Électre/Oreste : la tragédie magnifiée selon Ivo van Hove

Depuis le 27 avril et jusqu’au 3 juillet, la salle Richelieu de la Comédie-Française offre son plateau à Électre/Oreste, mis en scène par Ivo van Hove. Pour son deuxième spectacle à la Comédie-Française, après Les Damnés, Ivo van Hove réunit les deux pièces d’Euripide dans un grand ensemble à l’intensité bouleversante.
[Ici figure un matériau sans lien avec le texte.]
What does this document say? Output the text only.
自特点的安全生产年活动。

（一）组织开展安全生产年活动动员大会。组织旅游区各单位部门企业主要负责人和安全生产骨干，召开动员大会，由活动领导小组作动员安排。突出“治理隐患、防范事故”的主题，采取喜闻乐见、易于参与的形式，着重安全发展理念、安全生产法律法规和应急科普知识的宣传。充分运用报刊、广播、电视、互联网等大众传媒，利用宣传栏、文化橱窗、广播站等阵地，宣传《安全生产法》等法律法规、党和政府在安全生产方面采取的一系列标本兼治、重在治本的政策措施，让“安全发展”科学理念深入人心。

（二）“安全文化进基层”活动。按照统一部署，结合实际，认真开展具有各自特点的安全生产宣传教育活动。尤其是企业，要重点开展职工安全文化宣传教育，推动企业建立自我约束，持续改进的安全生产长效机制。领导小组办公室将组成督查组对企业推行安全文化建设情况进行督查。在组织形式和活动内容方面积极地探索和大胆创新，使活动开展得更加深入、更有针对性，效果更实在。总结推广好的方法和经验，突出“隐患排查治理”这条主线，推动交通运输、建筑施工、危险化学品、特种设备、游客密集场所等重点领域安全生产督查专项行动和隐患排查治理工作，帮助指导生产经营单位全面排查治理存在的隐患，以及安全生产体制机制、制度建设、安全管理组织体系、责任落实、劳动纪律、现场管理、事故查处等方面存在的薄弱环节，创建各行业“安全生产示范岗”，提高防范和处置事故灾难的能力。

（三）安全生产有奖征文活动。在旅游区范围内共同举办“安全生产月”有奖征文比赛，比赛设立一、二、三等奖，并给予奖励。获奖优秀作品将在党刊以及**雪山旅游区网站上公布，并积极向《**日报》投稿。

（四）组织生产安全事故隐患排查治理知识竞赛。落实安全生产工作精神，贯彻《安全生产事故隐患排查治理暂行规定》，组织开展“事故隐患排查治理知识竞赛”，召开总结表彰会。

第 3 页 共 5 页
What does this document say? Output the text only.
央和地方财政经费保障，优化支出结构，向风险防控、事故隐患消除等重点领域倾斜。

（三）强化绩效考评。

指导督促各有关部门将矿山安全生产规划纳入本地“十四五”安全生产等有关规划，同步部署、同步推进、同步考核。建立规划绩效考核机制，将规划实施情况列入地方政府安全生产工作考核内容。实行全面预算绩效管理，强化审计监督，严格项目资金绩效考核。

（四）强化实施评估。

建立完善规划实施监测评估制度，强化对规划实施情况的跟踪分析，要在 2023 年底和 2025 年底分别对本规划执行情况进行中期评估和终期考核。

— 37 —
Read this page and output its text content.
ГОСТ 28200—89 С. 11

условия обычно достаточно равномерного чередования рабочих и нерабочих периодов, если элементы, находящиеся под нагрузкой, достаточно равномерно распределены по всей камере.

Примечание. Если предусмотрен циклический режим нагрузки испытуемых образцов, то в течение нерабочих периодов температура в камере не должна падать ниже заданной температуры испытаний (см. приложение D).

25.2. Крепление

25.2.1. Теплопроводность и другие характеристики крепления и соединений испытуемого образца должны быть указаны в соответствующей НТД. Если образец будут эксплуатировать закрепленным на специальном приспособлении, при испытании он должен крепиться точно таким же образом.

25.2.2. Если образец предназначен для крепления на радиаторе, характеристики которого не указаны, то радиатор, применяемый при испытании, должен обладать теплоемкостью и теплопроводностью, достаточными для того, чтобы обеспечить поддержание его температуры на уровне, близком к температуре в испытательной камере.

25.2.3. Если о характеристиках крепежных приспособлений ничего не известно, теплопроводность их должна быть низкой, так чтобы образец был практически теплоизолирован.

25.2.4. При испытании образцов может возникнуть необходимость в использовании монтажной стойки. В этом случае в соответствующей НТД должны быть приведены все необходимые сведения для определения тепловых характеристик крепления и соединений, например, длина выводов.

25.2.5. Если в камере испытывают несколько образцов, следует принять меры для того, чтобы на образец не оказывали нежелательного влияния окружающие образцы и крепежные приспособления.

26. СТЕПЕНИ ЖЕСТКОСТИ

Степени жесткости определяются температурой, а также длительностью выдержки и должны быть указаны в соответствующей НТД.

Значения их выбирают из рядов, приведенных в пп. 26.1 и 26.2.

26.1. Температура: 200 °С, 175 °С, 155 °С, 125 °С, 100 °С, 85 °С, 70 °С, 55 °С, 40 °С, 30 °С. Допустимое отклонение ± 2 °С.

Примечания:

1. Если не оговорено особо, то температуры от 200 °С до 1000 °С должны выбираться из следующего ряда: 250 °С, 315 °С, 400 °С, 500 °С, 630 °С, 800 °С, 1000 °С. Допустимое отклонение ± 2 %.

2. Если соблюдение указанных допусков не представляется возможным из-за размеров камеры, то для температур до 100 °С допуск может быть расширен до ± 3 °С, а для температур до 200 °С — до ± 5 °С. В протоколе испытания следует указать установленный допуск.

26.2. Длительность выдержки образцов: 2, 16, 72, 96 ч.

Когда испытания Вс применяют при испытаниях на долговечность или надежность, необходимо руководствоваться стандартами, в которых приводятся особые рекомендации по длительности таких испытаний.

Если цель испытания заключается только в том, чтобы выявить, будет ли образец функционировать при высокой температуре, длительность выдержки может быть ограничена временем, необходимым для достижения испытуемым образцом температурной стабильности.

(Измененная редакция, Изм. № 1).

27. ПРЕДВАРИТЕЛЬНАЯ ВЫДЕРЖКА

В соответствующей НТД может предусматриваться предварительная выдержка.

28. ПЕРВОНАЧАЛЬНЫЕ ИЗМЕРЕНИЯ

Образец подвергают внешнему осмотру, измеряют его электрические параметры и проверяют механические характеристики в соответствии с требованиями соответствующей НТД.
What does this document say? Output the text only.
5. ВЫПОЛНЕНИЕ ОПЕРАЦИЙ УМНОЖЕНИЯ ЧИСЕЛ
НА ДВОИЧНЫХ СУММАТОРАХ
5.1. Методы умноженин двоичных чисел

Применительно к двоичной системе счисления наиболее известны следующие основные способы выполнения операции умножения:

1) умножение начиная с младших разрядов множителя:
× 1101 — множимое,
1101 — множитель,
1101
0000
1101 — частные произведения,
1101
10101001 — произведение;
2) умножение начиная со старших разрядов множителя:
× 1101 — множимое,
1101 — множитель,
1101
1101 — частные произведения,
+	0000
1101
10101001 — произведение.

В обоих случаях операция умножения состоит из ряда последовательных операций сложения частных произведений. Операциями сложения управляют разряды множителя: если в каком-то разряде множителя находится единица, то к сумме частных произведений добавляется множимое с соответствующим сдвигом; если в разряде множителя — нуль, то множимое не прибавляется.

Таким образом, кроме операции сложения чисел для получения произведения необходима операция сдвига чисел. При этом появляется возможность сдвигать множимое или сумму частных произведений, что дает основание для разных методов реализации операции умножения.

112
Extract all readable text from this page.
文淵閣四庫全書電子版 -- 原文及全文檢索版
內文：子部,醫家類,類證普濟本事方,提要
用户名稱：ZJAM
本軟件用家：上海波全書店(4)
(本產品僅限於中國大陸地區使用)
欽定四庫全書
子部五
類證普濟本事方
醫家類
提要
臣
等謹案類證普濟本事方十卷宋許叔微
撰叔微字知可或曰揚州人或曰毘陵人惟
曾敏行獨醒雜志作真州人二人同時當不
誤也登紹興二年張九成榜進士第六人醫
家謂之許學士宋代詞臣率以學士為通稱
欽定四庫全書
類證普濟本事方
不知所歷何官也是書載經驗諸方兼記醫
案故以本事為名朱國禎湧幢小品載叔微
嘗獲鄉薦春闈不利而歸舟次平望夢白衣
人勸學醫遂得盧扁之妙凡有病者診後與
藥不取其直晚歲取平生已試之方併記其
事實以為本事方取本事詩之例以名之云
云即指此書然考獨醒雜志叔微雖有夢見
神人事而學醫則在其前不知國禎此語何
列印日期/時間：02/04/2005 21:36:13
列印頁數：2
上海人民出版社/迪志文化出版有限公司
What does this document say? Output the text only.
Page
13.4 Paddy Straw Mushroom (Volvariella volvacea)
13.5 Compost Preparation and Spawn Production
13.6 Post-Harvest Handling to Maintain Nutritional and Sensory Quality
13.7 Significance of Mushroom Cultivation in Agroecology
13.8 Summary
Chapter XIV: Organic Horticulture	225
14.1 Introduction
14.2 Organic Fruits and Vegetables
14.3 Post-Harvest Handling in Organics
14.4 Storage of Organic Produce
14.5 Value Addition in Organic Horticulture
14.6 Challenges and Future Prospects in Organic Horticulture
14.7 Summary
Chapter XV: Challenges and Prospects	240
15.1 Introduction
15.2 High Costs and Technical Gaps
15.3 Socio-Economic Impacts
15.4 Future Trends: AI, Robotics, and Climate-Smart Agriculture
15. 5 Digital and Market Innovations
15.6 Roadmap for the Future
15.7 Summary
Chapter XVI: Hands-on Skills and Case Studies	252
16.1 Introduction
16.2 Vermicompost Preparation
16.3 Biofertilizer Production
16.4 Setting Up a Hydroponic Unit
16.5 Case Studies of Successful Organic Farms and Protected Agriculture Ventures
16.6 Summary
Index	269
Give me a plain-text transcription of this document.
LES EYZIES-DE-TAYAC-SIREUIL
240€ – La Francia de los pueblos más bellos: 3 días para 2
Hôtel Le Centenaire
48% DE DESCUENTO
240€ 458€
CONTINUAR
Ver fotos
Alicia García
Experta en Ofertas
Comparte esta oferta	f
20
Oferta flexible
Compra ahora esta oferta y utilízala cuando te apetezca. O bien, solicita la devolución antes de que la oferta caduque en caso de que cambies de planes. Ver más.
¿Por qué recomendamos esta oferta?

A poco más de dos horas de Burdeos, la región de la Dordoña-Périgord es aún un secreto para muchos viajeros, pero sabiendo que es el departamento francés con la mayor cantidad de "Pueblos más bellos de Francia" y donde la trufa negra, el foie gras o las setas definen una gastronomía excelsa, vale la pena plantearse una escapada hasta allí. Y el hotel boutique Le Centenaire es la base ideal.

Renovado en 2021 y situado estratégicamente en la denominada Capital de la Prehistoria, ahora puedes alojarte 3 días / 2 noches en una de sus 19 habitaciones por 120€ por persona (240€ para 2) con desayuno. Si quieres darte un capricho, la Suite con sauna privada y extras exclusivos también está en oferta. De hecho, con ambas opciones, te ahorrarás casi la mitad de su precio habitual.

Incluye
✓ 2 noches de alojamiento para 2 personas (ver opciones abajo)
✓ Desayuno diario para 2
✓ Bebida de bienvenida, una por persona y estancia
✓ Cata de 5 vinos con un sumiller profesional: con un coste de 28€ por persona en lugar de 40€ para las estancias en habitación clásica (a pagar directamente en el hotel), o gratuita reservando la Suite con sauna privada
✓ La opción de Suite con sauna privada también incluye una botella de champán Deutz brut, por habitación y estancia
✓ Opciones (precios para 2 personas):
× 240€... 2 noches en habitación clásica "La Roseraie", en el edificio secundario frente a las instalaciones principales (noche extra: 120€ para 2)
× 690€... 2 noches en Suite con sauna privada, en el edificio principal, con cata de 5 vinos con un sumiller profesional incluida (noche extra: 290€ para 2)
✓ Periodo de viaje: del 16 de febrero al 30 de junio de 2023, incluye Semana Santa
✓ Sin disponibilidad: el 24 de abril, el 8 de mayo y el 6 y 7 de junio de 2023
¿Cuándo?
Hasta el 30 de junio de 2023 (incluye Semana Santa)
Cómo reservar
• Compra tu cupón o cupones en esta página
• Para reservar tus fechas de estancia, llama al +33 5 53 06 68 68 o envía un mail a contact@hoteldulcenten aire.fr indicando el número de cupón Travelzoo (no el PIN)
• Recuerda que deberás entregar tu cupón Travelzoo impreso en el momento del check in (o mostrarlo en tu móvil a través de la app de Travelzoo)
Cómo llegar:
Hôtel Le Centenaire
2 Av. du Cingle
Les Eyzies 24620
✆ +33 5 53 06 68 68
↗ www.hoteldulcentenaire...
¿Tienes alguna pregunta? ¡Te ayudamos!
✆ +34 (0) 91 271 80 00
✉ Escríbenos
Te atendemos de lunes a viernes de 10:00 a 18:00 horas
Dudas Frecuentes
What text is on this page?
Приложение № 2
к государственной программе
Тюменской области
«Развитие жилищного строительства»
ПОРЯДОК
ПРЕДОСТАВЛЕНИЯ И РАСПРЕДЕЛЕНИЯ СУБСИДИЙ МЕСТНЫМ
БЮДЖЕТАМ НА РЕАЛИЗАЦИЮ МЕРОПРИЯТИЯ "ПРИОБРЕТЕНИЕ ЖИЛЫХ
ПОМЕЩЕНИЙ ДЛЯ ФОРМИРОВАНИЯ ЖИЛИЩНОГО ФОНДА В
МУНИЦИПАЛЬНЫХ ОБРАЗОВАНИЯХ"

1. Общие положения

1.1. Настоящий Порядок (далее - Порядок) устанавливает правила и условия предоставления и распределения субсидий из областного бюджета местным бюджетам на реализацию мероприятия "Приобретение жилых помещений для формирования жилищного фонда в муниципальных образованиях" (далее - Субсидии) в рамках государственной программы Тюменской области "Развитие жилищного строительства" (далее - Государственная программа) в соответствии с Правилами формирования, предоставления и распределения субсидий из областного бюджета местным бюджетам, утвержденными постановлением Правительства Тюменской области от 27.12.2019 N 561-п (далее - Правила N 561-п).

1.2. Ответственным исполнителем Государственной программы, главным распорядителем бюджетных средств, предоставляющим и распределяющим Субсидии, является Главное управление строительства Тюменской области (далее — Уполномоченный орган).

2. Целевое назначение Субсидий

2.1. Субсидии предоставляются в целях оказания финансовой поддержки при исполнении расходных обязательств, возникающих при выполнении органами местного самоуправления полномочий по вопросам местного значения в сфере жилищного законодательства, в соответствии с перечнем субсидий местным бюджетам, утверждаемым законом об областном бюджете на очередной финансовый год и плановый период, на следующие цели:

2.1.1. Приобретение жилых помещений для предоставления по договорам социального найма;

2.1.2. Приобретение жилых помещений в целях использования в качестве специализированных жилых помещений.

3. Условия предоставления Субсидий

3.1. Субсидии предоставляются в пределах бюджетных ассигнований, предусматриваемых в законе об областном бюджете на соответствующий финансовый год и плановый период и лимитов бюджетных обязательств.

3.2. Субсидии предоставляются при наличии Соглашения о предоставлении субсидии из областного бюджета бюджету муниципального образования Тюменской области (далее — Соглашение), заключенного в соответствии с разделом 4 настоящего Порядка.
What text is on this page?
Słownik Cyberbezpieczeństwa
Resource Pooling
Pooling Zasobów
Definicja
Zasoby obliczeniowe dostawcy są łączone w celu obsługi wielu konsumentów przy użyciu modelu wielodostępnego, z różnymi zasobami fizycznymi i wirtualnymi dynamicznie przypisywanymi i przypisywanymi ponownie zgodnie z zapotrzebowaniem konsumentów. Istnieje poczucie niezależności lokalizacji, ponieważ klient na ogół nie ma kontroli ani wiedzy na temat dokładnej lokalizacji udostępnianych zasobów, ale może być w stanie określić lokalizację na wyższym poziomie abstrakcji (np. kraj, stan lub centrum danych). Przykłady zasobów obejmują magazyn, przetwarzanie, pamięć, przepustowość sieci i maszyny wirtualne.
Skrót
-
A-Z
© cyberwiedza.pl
Au plateau, le sol est couvert d’une boue épaisse, dans laquelle tous s’enlisent irrémédiablement, tel le destin auquel nul ne peut échapper. Au centre, un énorme cube doté d’une porte, tour à tour cabane rurale et palais d’Argos. En fusionnant les deux pièces, Ivo van Hove et son scénographe, Jan Versweyveld, choisissent d’exploiter un décor unique dans lequel les personnages apparaissent et disparaissent tout au long du spectacle. Au lointain, le Trio Xenakis fait résonner ses énormes gongs et timbales, accélérant son rythme au fil des événements dramatiques, jusqu’à magnifier leur paroxysme.

© Jan Versweyveld

Électre, recluse dans la pauvreté, voit le retour de son frère, Oreste. L’un et l’autre ne vivent que pour venger le meurtre de leur père, Agamemnon, tué par Clytemnestre, leur mère, et son amant, Égisthe. Aveuglés par leur soif de vengeance, Électre et Oreste s’élancent dans une lutte sans mercis dans laquelle les passions humaines livrent bataille, électrisant le plateau et nous maintenant sous tension, deux heures durant.

Ivo van Hove livre une mise en scène brillante et titanesque, exacerbant la violence du texte d’Euripide. Dans l’esthétique, le choix des couleurs ne laisse rien au hasard. Les tons mordorés accompagnent chaque invocation ou présence des dieux. Le brun foncé, qui domine au plateau à travers la boue et les costumes d’Électre et du chœur, s’oppose violemment au bleu roi des costumes aristocrates, qui n’en devient que plus éclatant. Pourtant, dans les méandres de cette violence galopante, même le bleu roi finira sali par la boue… Fidèle à son travail, Ivo van Hove sublime les images que nous renvoie la scène. Au milieu de ce torrent de fureur, comment ne pas relever la beauté de ces visages et ces corps maculés de boue et de sang, tels des tableaux vivants ?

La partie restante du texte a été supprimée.